Reality is now regularly experienced as the undifferentiated phenomenological continuum or the creative ground of unified consciousness. Every object, word, thought, feeling and sensation, every theory is understood as a human construct: separating out, creating boundaries where there are none. The quest for meaning and connection is an essential aspect of the human condition. Giving names to experience and making distinctions is necessary for human growth, study, interaction and communication, but at the source there is nothing to distinguish. – Susanne Cook-Greuter
To reach this stage of development, you can’t force it. You have to go through all other stages and that may take a decade or three from when you start your journey out of conformist thinking.
Rebelling against the beliefs you were raised to see as absolute truth is the day you are born.

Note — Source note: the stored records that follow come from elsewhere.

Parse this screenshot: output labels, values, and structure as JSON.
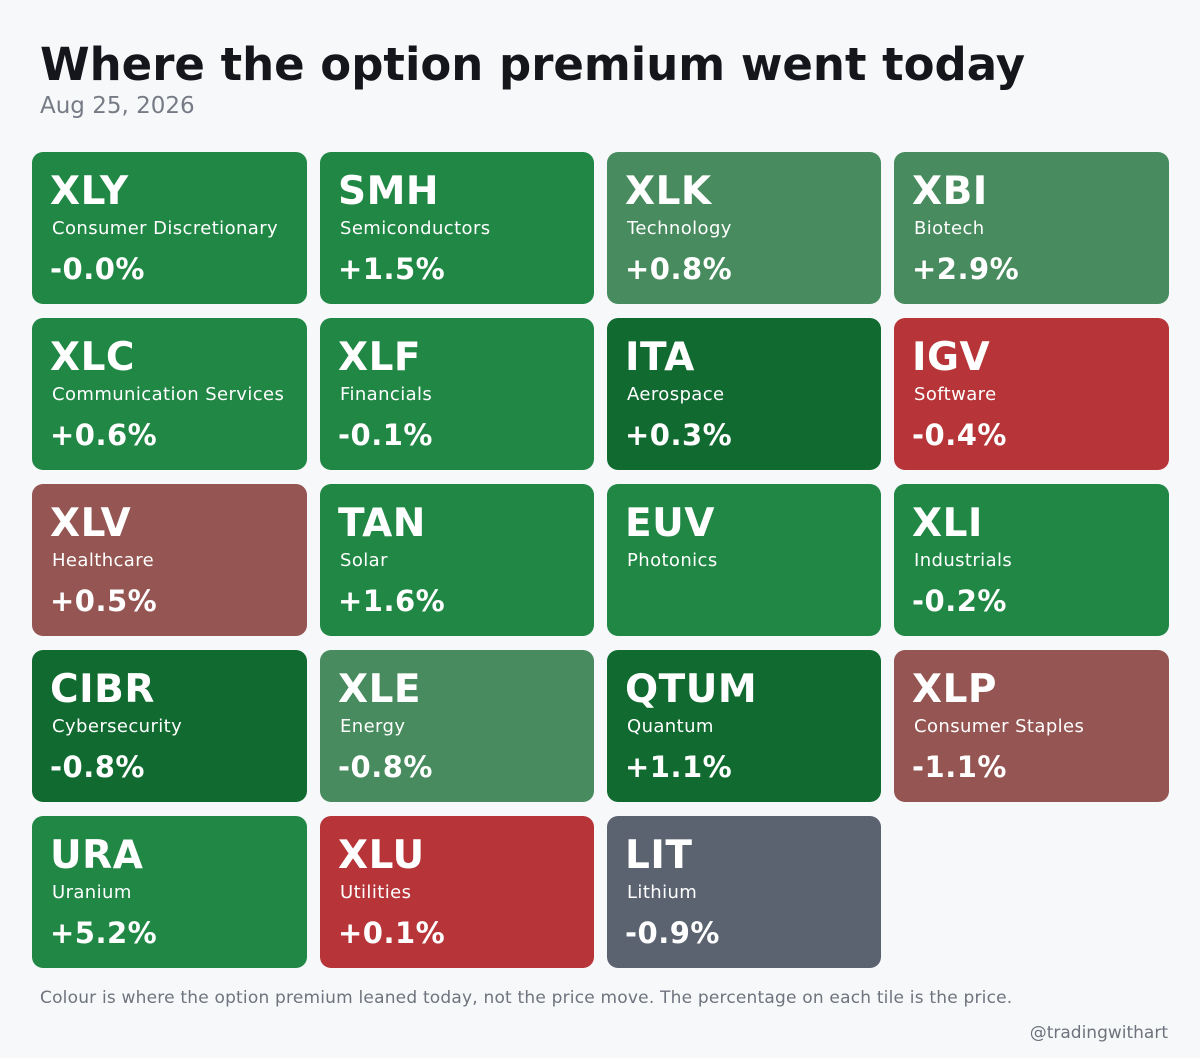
{
  "title": "Where the option premium went today",
  "date": "Aug 25, 2026",
  "footnote": "Colour is where the option premium leaned today, not the price move. The percentage on each tile is the price.",
  "handle": "@tradingwithart",
  "colors": {
    "green": "#208745",
    "light_green": "#478b5e",
    "dark_green": "#116b31",
    "red": "#b73538",
    "muted_red": "#955552",
    "gray": "#5b6270"
  },
  "tiles": [
    {
      "ticker": "XLY",
      "sector": "Consumer Discretionary",
      "change": "-0.0%",
      "color": "green"
    },
    {
      "ticker": "SMH",
      "sector": "Semiconductors",
      "change": "+1.5%",
      "color": "green"
    },
    {
      "ticker": "XLK",
      "sector": "Technology",
      "change": "+0.8%",
      "color": "light_green"
    },
    {
      "ticker": "XBI",
      "sector": "Biotech",
      "change": "+2.9%",
      "color": "light_green"
    },
    {
      "ticker": "XLC",
      "sector": "Communication Services",
      "change": "+0.6%",
      "color": "green"
    },
    {
      "ticker": "XLF",
      "sector": "Financials",
      "change": "-0.1%",
      "color": "green"
    },
    {
      "ticker": "ITA",
      "sector": "Aerospace",
      "change": "+0.3%",
      "color": "dark_green"
    },
    {
      "ticker": "IGV",
      "sector": "Software",
      "change": "-0.4%",
      "color": "red"
    },
    {
      "ticker": "XLV",
      "sector": "Healthcare",
      "change": "+0.5%",
      "color": "muted_red"
    },
    {
      "ticker": "TAN",
      "sector": "Solar",
      "change": "+1.6%",
      "color": "green"
    },
    {
      "ticker": "EUV",
      "sector": "Photonics",
      "change": "",
      "color": "green"
    },
    {
      "ticker": "XLI",
      "sector": "Industrials",
      "change": "-0.2%",
      "color": "green"
    },
    {
      "ticker": "CIBR",
      "sector": "Cybersecurity",
      "change": "-0.8%",
      "color": "dark_green"
    },
    {
      "ticker": "XLE",
      "sector": "Energy",
      "change": "-0.8%",
      "color": "light_green"
    },
    {
      "ticker": "QTUM",
      "sector": "Quantum",
      "change": "+1.1%",
      "color": "dark_green"
    },
    {
      "ticker": "XLP",
      "sector": "Consumer Staples",
      "change": "-1.1%",
      "color": "muted_red"
    },
    {
      "ticker": "URA",
      "sector": "Uranium",
      "change": "+5.2%",
      "color": "green"
    },
    {
      "ticker": "XLU",
      "sector": "Utilities",
      "change": "+0.1%",
      "color": "red"
    },
    {
      "ticker": "LIT",
      "sector": "Lithium",
      "change": "-0.9%",
      "color": "gray"
    }
  ]
}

But, it does help to understand the main characteristics of this stage so you can notice them and aim for them. With that awareness, you can identify mistakes in your decision making and work to correct them.
Traits of the Unitive stage:
- The Truth is imminent in the universe but can’t be grasped by logic or rationality.
- They adopt a universal or cosmic perspective as the organizing principle and a steady place from which to derive meaning.
- Most definitions of enlightenment are achieved. They metabolize experience in a completely new, radically open way.
- They understand the need for a personal ego to survive while also recognizing the illusion of the desire for permanence. The ego is useful as a perspective or lens when needed.
- Dualities and conflict are witnessed without tension or the desire to change them.
- They live in a creative ground and lean into an ongoing humanity, fulfilling their destiny of evolution.
- Life is seen as a form of temporary and sometimes voluntary separation (Bodhisattva) from the “creative ground” they are grounded in.
- They aren’t passive like conventional hippies assume. Instead, the non-personal stance allows for more conscious, powerful, and direct action when it is needed.
In other words, there is a stark difference between the hippies and the unitive.
Hippies attempt to separate from the world and deny the ego.
Unitives reside mostly in a separate state, but understand that entering the relative world is necessary for most work, social interaction, and evolution.
To recap, intelligence isn’t about book smarts or magnification.
It’s about holistic pattern recognition and aperture. Your ability to zoom out so far that all boundaries and limits are dissolved.
Through conscious development and having the awareness of when you are closing yourself off to growth and getting trapped in any stage, you can reach the unitive stage.
In fact, my book, The Art Of Focus, attempts to cover much of the path to reaching these higher stages of development. Or at least that was my attempt.
Thank you for reading.
I hope this topic is as profound and transformative as I have found it.